The same principle is stated in apt language, with citation of numerous supporting authorities, in 14 American Jurisprudence, 773, Section 19:

"The legislature, in the exercise of its power to declare what shall constitute a crime or punishable offense, must inform the citizen with reasonable precision what acts it intends to prohibit, so that he may have a certain understandable rule of conduct and know what acts it is his duty to avoid. * * * The courts are not at liberty to supply the deficiency or undertake to make the statute definite and certain. * * * It is axiomatic that statutes creating and defining crimes cannot be extended by intendment. Purely statutory offenses cannot be established by implication. There can be no constructive offenses."

The so-called hit-skip statutes of various states are in great variety and differ essentially. Some have the positive requirement that the automobile driver involved *533 in a collision shall identify himself or make himself known, and some go so far as to require the rendition of assistance in the event of injury by such collision. See cases cited in 101 A. L. R., 911. However, the decisions of courts of last resort considering and applying such provisions are of little assistance in the consideration of the question presented here.

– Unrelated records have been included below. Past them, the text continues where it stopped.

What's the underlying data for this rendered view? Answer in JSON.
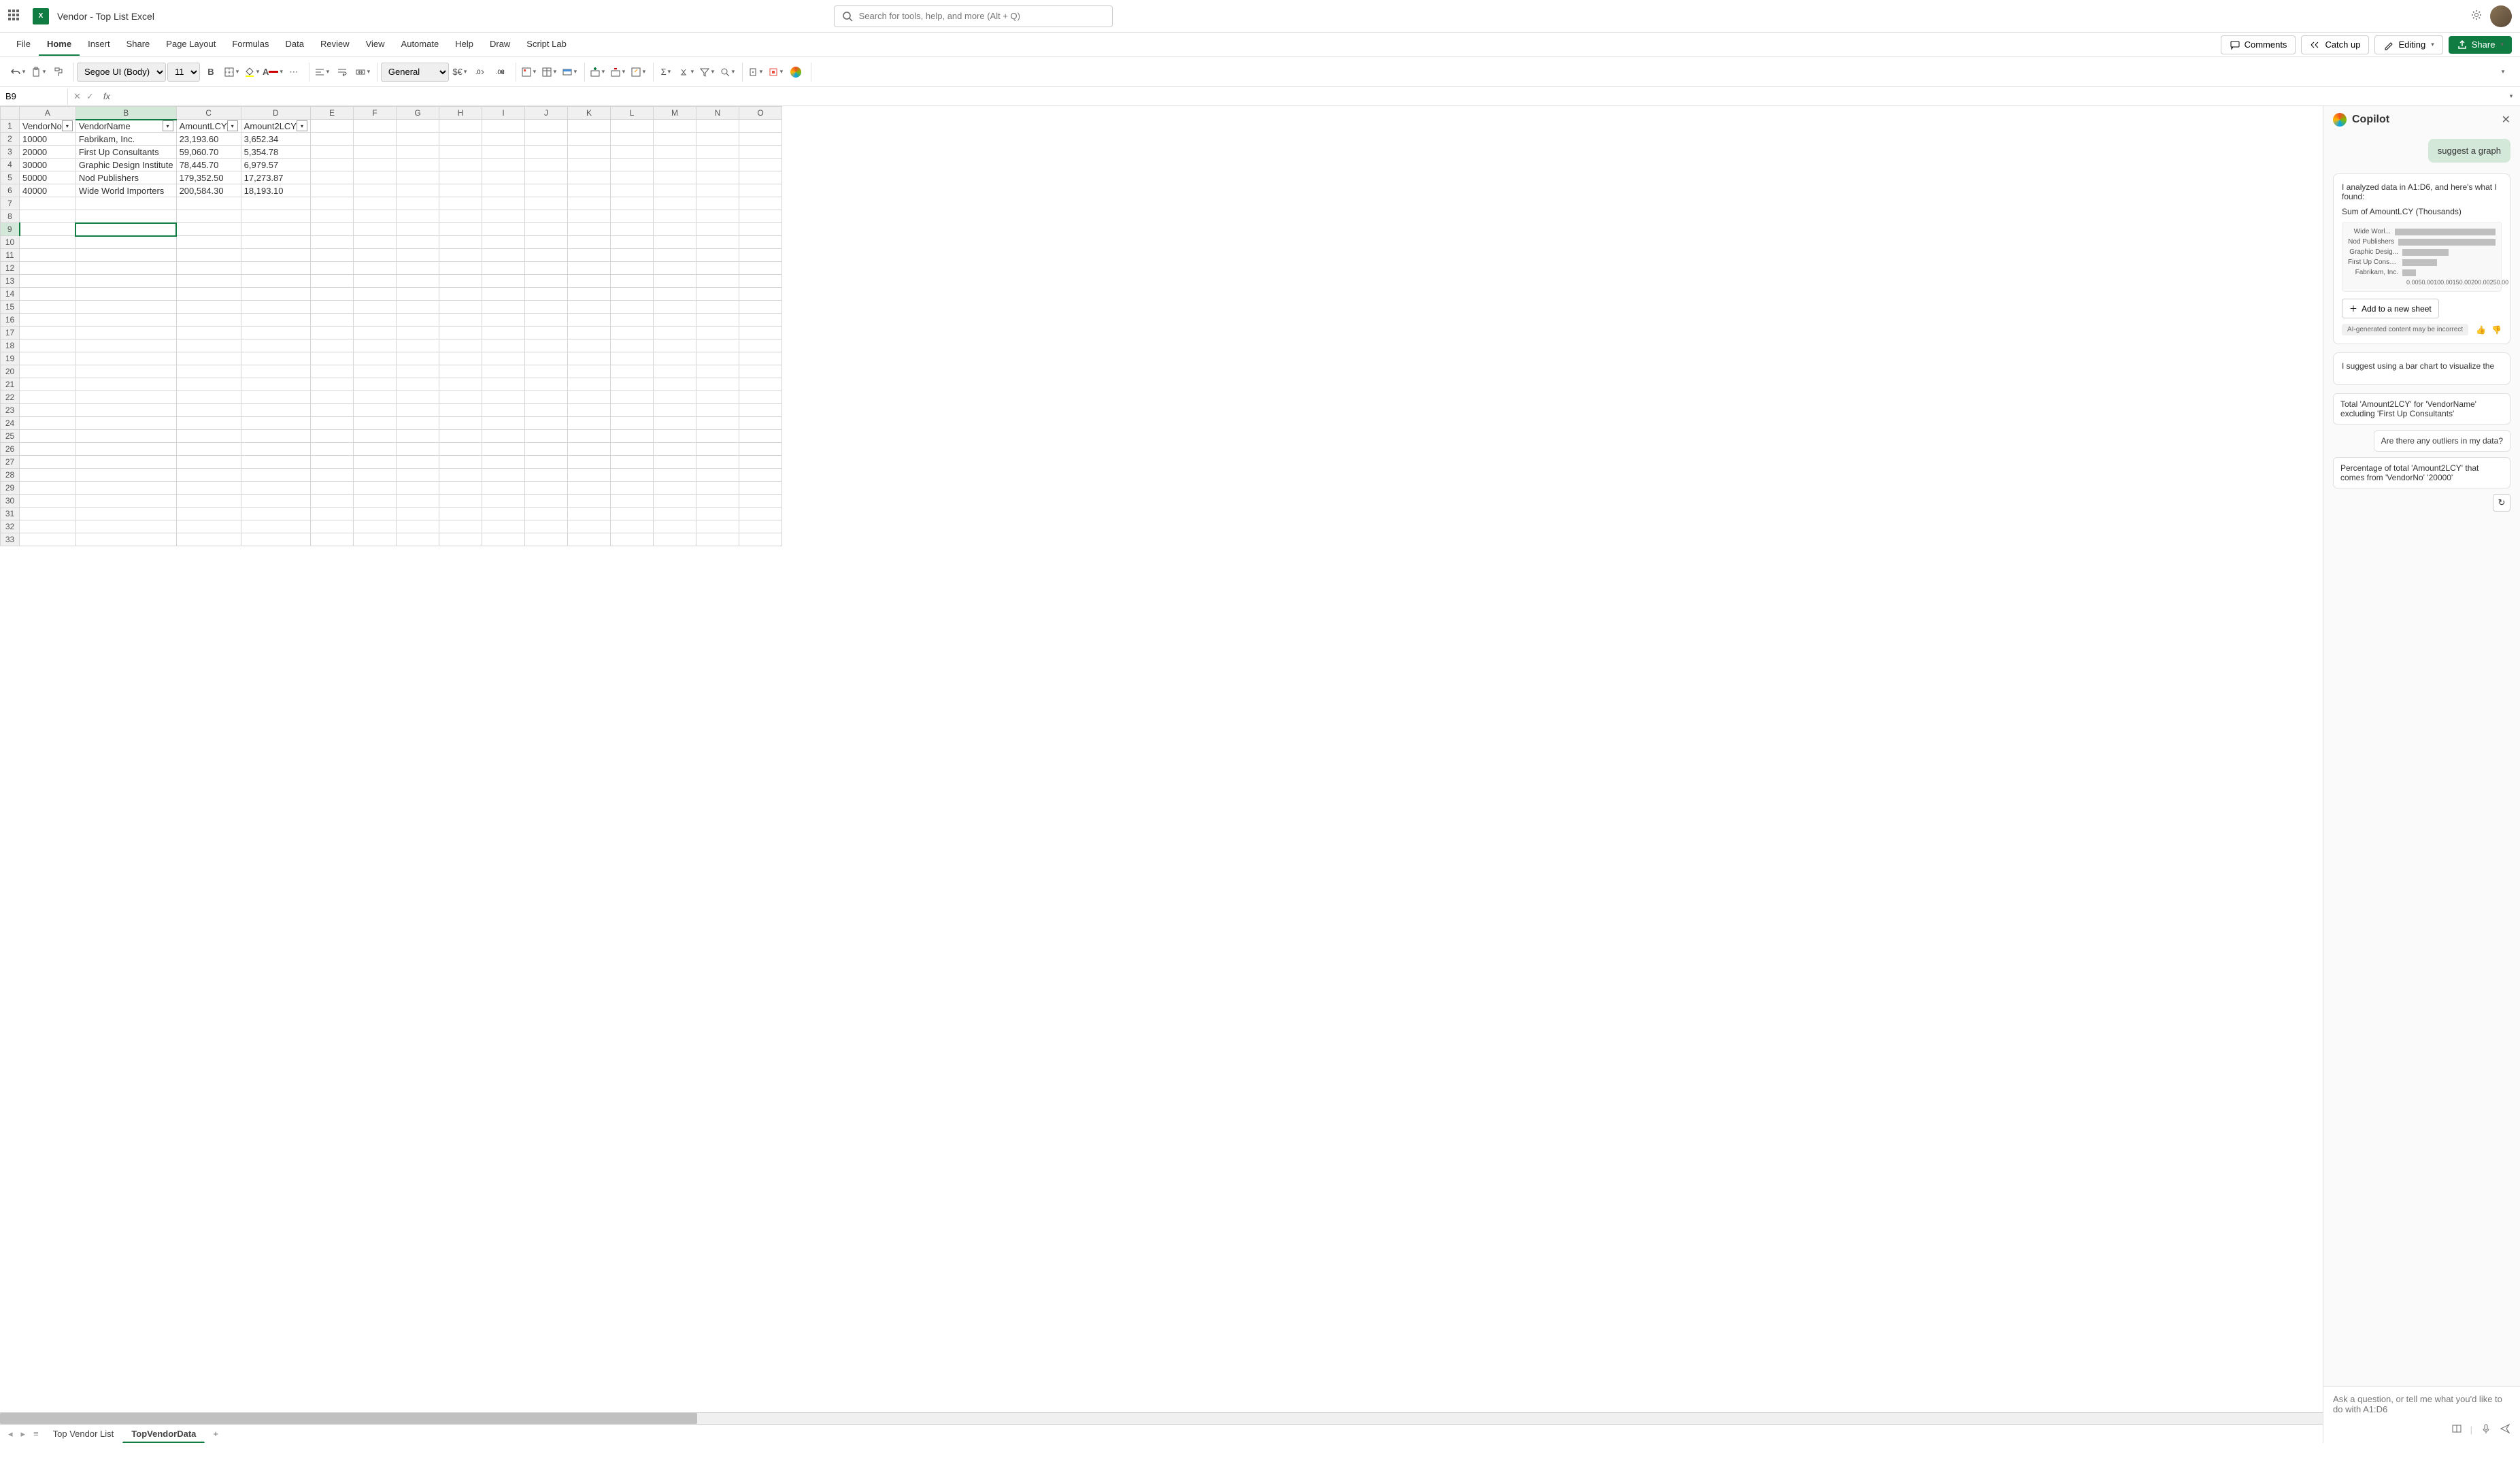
{
  "titlebar": {
    "doc_title": "Vendor - Top List Excel",
    "search_placeholder": "Search for tools, help, and more (Alt + Q)"
  },
  "menubar": {
    "items": [
      "File",
      "Home",
      "Insert",
      "Share",
      "Page Layout",
      "Formulas",
      "Data",
      "Review",
      "View",
      "Automate",
      "Help",
      "Draw",
      "Script Lab"
    ],
    "active": "Home",
    "actions": {
      "comments": "Comments",
      "catchup": "Catch up",
      "editing": "Editing",
      "share": "Share"
    }
  },
  "ribbon": {
    "font": "Segoe UI (Body)",
    "size": "11",
    "number_format": "General"
  },
  "namebox": "B9",
  "columns": [
    "A",
    "B",
    "C",
    "D",
    "E",
    "F",
    "G",
    "H",
    "I",
    "J",
    "K",
    "L",
    "M",
    "N",
    "O"
  ],
  "headers": {
    "A": "VendorNo",
    "B": "VendorName",
    "C": "AmountLCY",
    "D": "Amount2LCY"
  },
  "rows": [
    {
      "A": "10000",
      "B": "Fabrikam, Inc.",
      "C": "23,193.60",
      "D": "3,652.34"
    },
    {
      "A": "20000",
      "B": "First Up Consultants",
      "C": "59,060.70",
      "D": "5,354.78"
    },
    {
      "A": "30000",
      "B": "Graphic Design Institute",
      "C": "78,445.70",
      "D": "6,979.57"
    },
    {
      "A": "50000",
      "B": "Nod Publishers",
      "C": "179,352.50",
      "D": "17,273.87"
    },
    {
      "A": "40000",
      "B": "Wide World Importers",
      "C": "200,584.30",
      "D": "18,193.10"
    }
  ],
  "sheets": {
    "tabs": [
      "Top Vendor List",
      "TopVendorData"
    ],
    "active": "TopVendorData"
  },
  "copilot": {
    "title": "Copilot",
    "user_message": "suggest a graph",
    "analysis_intro": "I analyzed data in A1:D6, and here's what I found:",
    "chart_title": "Sum of AmountLCY (Thousands)",
    "add_sheet": "Add to a new sheet",
    "disclaimer": "AI-generated content may be incorrect",
    "suggestion_text": "I suggest using a bar chart to visualize the",
    "chips": [
      "Total 'Amount2LCY' for 'VendorName' excluding 'First Up Consultants'",
      "Are there any outliers in my data?",
      "Percentage of total 'Amount2LCY' that comes from 'VendorNo' '20000'"
    ],
    "input_placeholder": "Ask a question, or tell me what you'd like to do with A1:D6"
  },
  "chart_data": {
    "type": "bar",
    "orientation": "horizontal",
    "title": "Sum of AmountLCY (Thousands)",
    "categories": [
      "Wide Worl...",
      "Nod Publishers",
      "Graphic Desig...",
      "First Up Consultants",
      "Fabrikam, Inc."
    ],
    "values": [
      200.58,
      179.35,
      78.45,
      59.06,
      23.19
    ],
    "xlim": [
      0,
      250
    ],
    "xticks": [
      "0.00",
      "50.00",
      "100.00",
      "150.00",
      "200.00",
      "250.00"
    ],
    "xlabel": "",
    "ylabel": ""
  }
}
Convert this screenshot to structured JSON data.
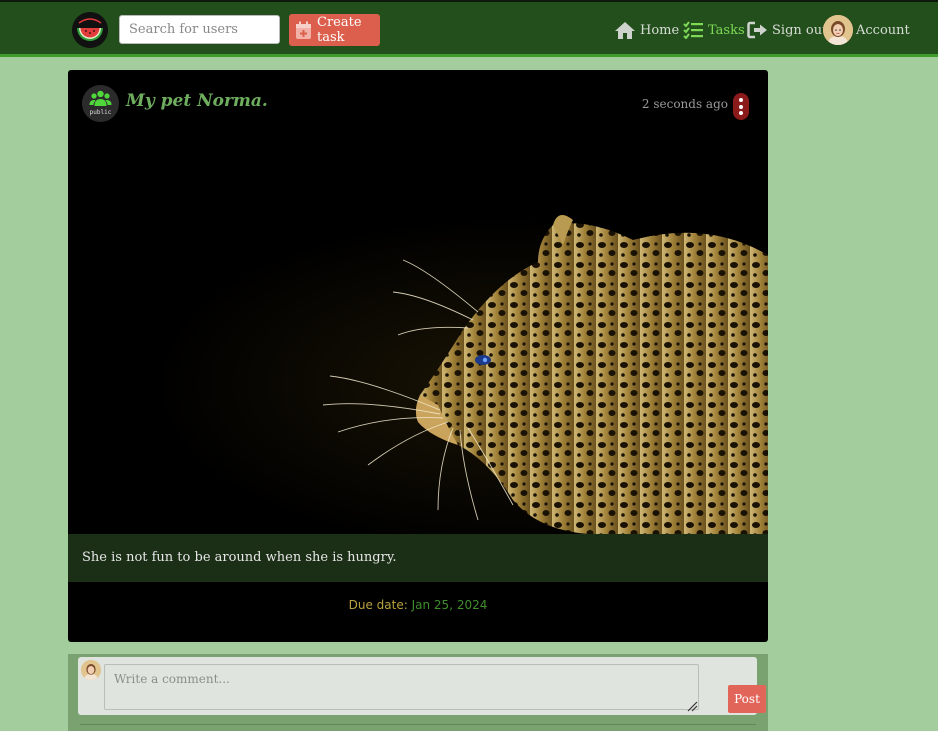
{
  "nav": {
    "search_placeholder": "Search for users",
    "create_task_label": "Create task",
    "home_label": "Home",
    "tasks_label": "Tasks",
    "signout_label": "Sign out",
    "account_label": "Account",
    "active_color": "#7ed957",
    "bar_color": "#234f1c"
  },
  "post": {
    "title": "My pet Norma.",
    "visibility_badge": "public",
    "timestamp": "2 seconds ago",
    "image_subject": "leopard-profile",
    "caption": "She is not fun to be around when she is hungry.",
    "due_label": "Due date:",
    "due_value": "Jan 25, 2024"
  },
  "comments": {
    "placeholder": "Write a comment...",
    "post_label": "Post"
  }
}
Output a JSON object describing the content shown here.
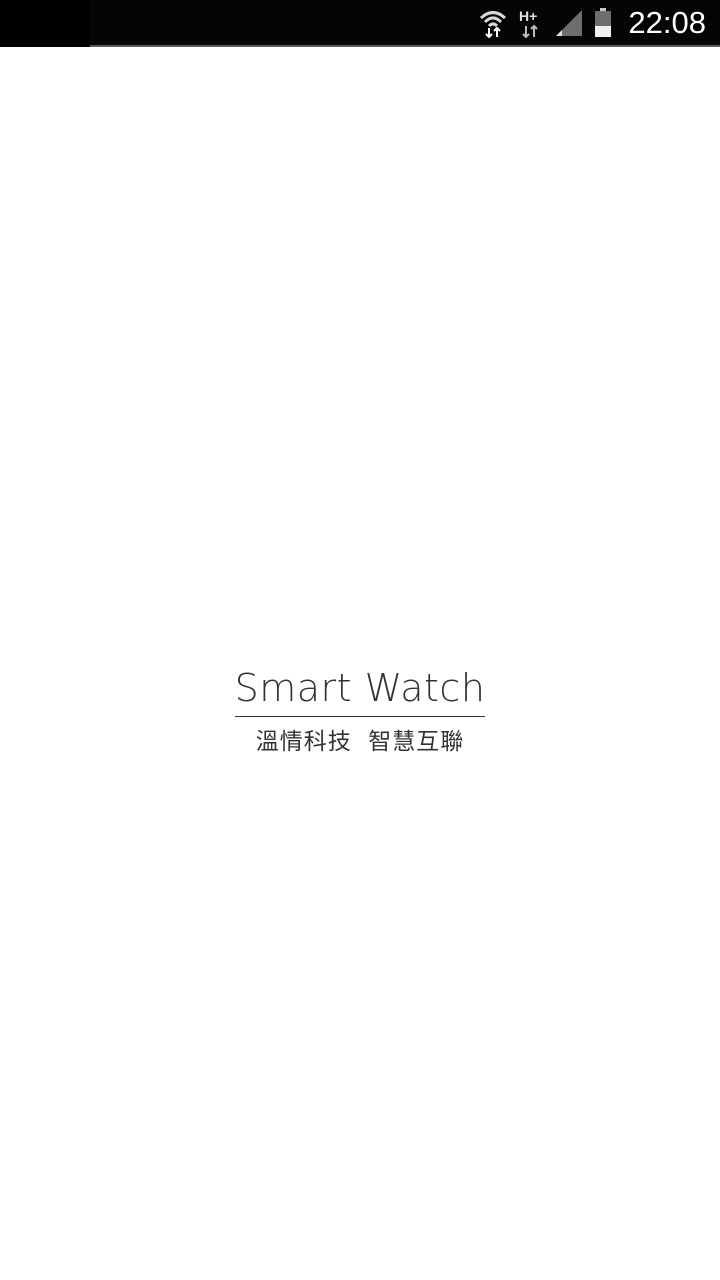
{
  "status_bar": {
    "time": "22:08",
    "network_type": "H+",
    "icons": [
      "wifi-icon",
      "network-type-icon",
      "signal-icon",
      "battery-icon"
    ]
  },
  "splash": {
    "title": "Smart Watch",
    "subtitle": "溫情科技  智慧互聯"
  },
  "colors": {
    "status_bar_bg": "#050508",
    "page_bg": "#ffffff",
    "text": "#333333"
  }
}
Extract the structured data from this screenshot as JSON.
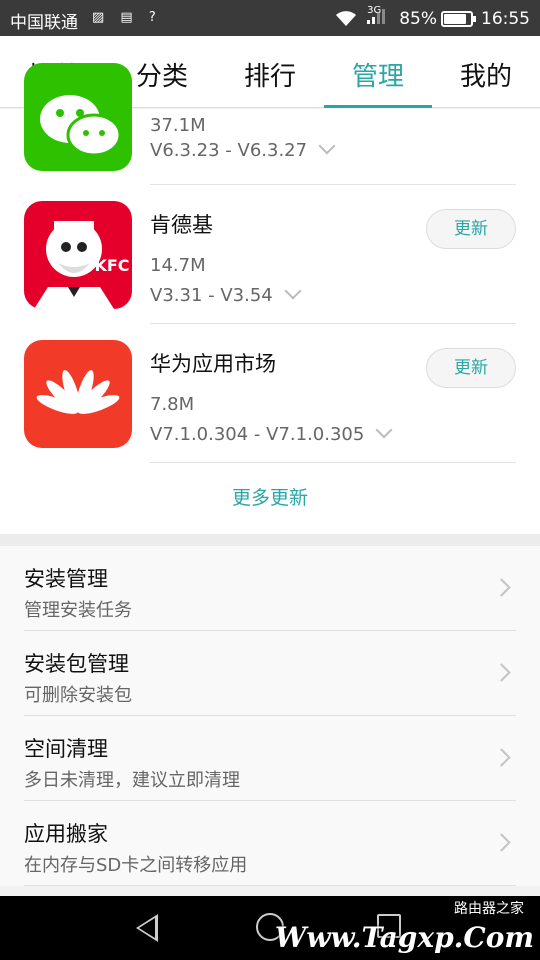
{
  "status_bar": {
    "carrier": "中国联通",
    "network": "3G",
    "battery": "85%",
    "battery_level": 0.85,
    "time": "16:55"
  },
  "tabs": [
    {
      "label": "推荐",
      "active": false
    },
    {
      "label": "分类",
      "active": false
    },
    {
      "label": "排行",
      "active": false
    },
    {
      "label": "管理",
      "active": true
    },
    {
      "label": "我的",
      "active": false
    }
  ],
  "updates": [
    {
      "name": "",
      "size": "37.1M",
      "version": "V6.3.23 - V6.3.27",
      "icon": "wechat-icon",
      "color": "#2dc100"
    },
    {
      "name": "肯德基",
      "size": "14.7M",
      "version": "V3.31 - V3.54",
      "button": "更新",
      "icon": "kfc-icon",
      "color": "#e4002b"
    },
    {
      "name": "华为应用市场",
      "size": "7.8M",
      "version": "V7.1.0.304 - V7.1.0.305",
      "button": "更新",
      "icon": "huawei-icon",
      "color": "#f23a28"
    }
  ],
  "more_updates": "更多更新",
  "manage_items": [
    {
      "title": "安装管理",
      "subtitle": "管理安装任务"
    },
    {
      "title": "安装包管理",
      "subtitle": "可删除安装包"
    },
    {
      "title": "空间清理",
      "subtitle": "多日未清理，建议立即清理"
    },
    {
      "title": "应用搬家",
      "subtitle": "在内存与SD卡之间转移应用"
    }
  ],
  "watermark": "Www.Tagxp.Com",
  "watermark_small": "路由器之家",
  "accent_color": "#2aa6a6"
}
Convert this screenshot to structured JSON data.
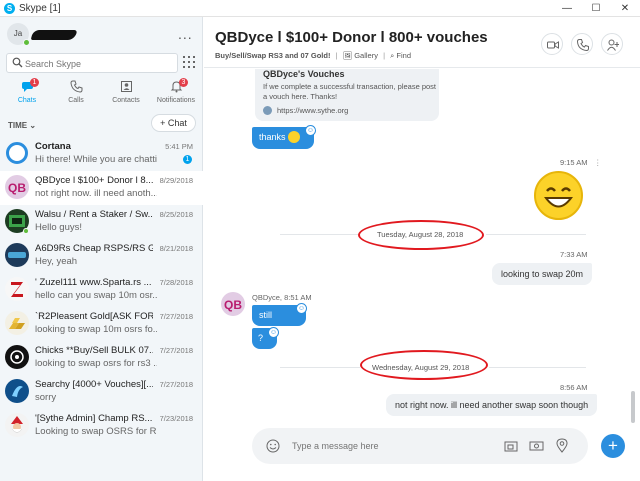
{
  "window": {
    "title": "Skype [1]",
    "minimize": "—",
    "maximize": "☐",
    "close": "✕"
  },
  "profile": {
    "initials": "Ja",
    "more": "..."
  },
  "search": {
    "placeholder": "Search Skype"
  },
  "nav": [
    {
      "label": "Chats",
      "badge": "1"
    },
    {
      "label": "Calls",
      "badge": ""
    },
    {
      "label": "Contacts",
      "badge": ""
    },
    {
      "label": "Notifications",
      "badge": "3"
    }
  ],
  "list_header": {
    "sort_label": "TIME",
    "new_chat": "+ Chat"
  },
  "conversations": [
    {
      "name": "Cortana",
      "preview": "Hi there! While you are chatti...",
      "date": "5:41 PM",
      "badge": "1"
    },
    {
      "name": "QBDyce l $100+ Donor l 8...",
      "preview": "not right now. ill need anoth...",
      "date": "8/29/2018",
      "badge": ""
    },
    {
      "name": "Walsu / Rent a Staker / Sw...",
      "preview": "Hello guys!",
      "date": "8/25/2018",
      "badge": ""
    },
    {
      "name": "A6D9Rs Cheap RSPS/RS G...",
      "preview": "Hey, yeah",
      "date": "8/21/2018",
      "badge": ""
    },
    {
      "name": "' Zuzel111  www.Sparta.rs ...",
      "preview": "hello can you swap 10m osr...",
      "date": "7/28/2018",
      "badge": ""
    },
    {
      "name": "`R2Pleasent Gold[ASK FOR...",
      "preview": "looking to swap 10m osrs fo...",
      "date": "7/27/2018",
      "badge": ""
    },
    {
      "name": "Chicks **Buy/Sell BULK 07...",
      "preview": "looking to swap osrs for rs3 ...",
      "date": "7/27/2018",
      "badge": ""
    },
    {
      "name": "Searchy  [4000+ Vouches][...",
      "preview": "sorry",
      "date": "7/27/2018",
      "badge": ""
    },
    {
      "name": "'[Sythe Admin] Champ RS...",
      "preview": "Looking to swap OSRS for R...",
      "date": "7/23/2018",
      "badge": ""
    }
  ],
  "chat": {
    "title": "QBDyce l $100+ Donor l 800+ vouches",
    "subtitle": "Buy/Sell/Swap RS3 and 07 Gold!",
    "sep": "|",
    "gallery": "Gallery",
    "find": "Find",
    "card_title": "QBDyce's Vouches",
    "card_desc": "If we complete a successful transaction, please post a vouch here. Thanks!",
    "card_link": "https://www.sythe.org",
    "msg_thanks": "thanks",
    "time_915": "9:15 AM",
    "date1": "Tuesday, August 28, 2018",
    "time_733": "7:33 AM",
    "msg_swap": "looking to swap 20m",
    "sender_stamp": "QBDyce, 8:51 AM",
    "msg_still": "still",
    "msg_q": "?",
    "date2": "Wednesday, August 29, 2018",
    "time_856": "8:56 AM",
    "msg_notnow": "not right now. ill need another swap soon though",
    "composer_placeholder": "Type a message here",
    "send_plus": "+"
  }
}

Giving proper consideration to the finding of the trial judge, requires the conclusion that there was no violation of the provisions of the ordinance as it reads. Defendant's only offense, according to the finding of the trial judge, was in failing to identify himself. That, under the provisions of the ordinance, would have been accomplished by giving his name and address. We can readily agree that he should have done that and more. But the giving of such information is required by the ordinance only "upon request of the person injured or any person." Such is the duty imposed by the ordinance, for the failure to perform which, punishment is prescribed.

So far as we are able to ascertain, the only decision of a court of last resort which involved the consideration of a penal provision similar to the one in question here is found in McDonald v. State, 54 Okla. Crim. 122, 15 P.2d 149. It is said in that opinion:

"The offense denounced by the statute is not a collision, but is, first, the failure to stop; or, second, the failure to give information on request after stopping. Since the defendant did stop, he is not guilty unless he failed or refused to give requested information, and it is admitted that no such request was made. The fact that defendant left the scene without giving information is not a crime. It is a crime only in the event request for the information was made."

The court thereupon declared that "It is a fundamental principle of criminal law that there can be no constructive offenses, and statutes are not to be enlarged *534 by construction or extended by inference to cover acts not clearly within both the letter and the spirit of a penal statute. Measured by this test, the evidence is insufficient to sustain the judgment."

The judgment of the Court of Appeals is reversed and final judgment rendered for appellant.

Judgment reversed.

WEYGANDT, C.J., HART, ZIMMERMAN, BELL, WILLIAMS and TURNER, JJ., concur.